🤖 AI Summary
To address key challenges in cloud-based fully homomorphic encryption (FHE) inference—including high bootstrapping overhead, low approximation accuracy of nonlinear activations, and insufficient model confidentiality—this paper proposes Safhire, a hybrid machine learning inference framework balancing privacy and efficiency. Methodologically, Safhire delegates linear layers to the server for ciphertext-domain FHE evaluation while offloading nonlinear activations to the client for exact plaintext computation, thereby eliminating bootstrapping entirely and enabling precise activation functions. It further introduces a randomized weight-reordering mechanism to protect model parameter confidentiality and integrates ciphertext batch encoding with partial unpacking to optimize communication bandwidth and inference latency. Experimental results demonstrate that Safhire reduces inference latency by 1.5×–10.5× compared to Orion, maintains lossless model accuracy, and achieves controlled communication overhead—validating its effective trade-off between security guarantees and practical deployability.
📝 Abstract
In contemporary cloud-based services, protecting users' sensitive data and ensuring the confidentiality of the server's model are critical. Fully homomorphic encryption (FHE) enables inference directly on encrypted inputs, but its practicality is hindered by expensive bootstrapping and inefficient approximations of non-linear activations. We introduce Safhire, a hybrid inference framework that executes linear layers under encryption on the server while offloading non-linearities to the client in plaintext. This design eliminates bootstrapping, supports exact activations, and significantly reduces computation.

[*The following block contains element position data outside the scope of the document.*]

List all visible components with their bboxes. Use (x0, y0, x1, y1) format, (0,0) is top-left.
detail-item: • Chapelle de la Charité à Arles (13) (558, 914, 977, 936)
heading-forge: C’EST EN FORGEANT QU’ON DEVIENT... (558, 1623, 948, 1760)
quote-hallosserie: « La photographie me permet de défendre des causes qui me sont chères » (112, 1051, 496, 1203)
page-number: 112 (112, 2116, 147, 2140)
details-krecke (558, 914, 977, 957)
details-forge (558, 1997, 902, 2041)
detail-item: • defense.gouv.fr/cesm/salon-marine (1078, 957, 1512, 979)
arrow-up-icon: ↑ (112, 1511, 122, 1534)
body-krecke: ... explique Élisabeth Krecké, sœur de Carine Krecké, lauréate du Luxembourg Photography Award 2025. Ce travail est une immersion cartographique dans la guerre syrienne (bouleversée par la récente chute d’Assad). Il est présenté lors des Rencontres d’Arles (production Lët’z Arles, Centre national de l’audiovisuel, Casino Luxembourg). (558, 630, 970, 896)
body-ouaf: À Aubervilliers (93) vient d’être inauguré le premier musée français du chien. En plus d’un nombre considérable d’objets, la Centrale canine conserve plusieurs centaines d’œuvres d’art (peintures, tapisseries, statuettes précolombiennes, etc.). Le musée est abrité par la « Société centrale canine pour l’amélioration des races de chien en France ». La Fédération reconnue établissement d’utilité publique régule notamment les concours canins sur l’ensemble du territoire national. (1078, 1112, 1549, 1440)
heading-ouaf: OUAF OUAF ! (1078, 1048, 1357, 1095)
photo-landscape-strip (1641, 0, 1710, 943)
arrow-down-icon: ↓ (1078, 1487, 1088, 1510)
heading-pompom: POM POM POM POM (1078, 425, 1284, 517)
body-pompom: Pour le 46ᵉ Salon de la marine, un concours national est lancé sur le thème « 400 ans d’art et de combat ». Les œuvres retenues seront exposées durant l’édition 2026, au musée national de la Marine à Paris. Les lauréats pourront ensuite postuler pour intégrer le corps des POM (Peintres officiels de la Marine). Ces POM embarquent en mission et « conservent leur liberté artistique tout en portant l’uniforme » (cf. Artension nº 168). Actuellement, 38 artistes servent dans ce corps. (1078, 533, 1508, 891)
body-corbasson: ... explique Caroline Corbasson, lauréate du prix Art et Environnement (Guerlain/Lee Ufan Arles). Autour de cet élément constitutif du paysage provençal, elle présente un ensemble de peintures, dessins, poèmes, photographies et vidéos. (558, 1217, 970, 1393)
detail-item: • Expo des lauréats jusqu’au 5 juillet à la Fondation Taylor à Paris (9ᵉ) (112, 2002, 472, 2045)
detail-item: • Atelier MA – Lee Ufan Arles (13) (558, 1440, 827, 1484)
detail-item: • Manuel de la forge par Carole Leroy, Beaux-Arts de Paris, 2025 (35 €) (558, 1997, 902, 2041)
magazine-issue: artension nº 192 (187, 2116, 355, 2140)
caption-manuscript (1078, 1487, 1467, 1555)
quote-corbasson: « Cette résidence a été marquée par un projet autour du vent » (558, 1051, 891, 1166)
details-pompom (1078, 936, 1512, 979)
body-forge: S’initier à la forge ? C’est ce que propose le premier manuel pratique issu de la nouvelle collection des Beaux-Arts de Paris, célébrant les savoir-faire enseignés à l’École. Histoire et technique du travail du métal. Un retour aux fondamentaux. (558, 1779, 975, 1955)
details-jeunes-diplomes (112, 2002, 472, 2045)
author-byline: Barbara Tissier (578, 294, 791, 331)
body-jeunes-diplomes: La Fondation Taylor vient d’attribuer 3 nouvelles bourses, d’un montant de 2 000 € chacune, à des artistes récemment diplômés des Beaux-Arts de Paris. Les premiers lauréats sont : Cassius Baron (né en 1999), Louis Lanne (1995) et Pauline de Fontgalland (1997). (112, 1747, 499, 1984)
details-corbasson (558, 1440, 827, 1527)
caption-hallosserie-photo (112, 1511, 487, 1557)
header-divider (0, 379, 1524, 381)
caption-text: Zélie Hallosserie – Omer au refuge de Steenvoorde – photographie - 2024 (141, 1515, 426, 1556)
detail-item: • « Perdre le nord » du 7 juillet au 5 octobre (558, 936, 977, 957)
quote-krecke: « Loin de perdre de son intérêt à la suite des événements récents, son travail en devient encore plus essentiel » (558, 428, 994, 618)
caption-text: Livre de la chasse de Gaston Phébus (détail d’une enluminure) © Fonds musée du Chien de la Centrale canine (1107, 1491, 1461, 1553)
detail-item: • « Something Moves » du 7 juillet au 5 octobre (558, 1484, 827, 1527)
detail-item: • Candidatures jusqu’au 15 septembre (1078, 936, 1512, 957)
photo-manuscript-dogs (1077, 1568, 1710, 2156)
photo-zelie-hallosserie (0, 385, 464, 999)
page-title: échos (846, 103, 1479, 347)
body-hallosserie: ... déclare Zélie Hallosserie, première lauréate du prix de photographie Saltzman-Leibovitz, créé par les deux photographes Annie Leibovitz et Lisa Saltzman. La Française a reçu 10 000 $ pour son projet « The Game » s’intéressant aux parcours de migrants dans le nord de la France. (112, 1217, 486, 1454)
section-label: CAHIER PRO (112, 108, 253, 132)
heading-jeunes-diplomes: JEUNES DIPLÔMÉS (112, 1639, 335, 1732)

To safeguard model confidentiality despite client access to intermediate outputs, Safhire applies randomized shuffling, which obfuscates intermediate values and makes it practically impossible to reconstruct the model. To further reduce latency, Safhire incorporates advanced optimizations such as fast ciphertext packing and partial extraction. Evaluations on multiple standard models and datasets show that Safhire achieves 1.5X - 10.5X lower inference latency than Orion, a state-of-the-art baseline, with manageable communication overhead and comparable accuracy, thereby establishing the practicality of hybrid FHE inference.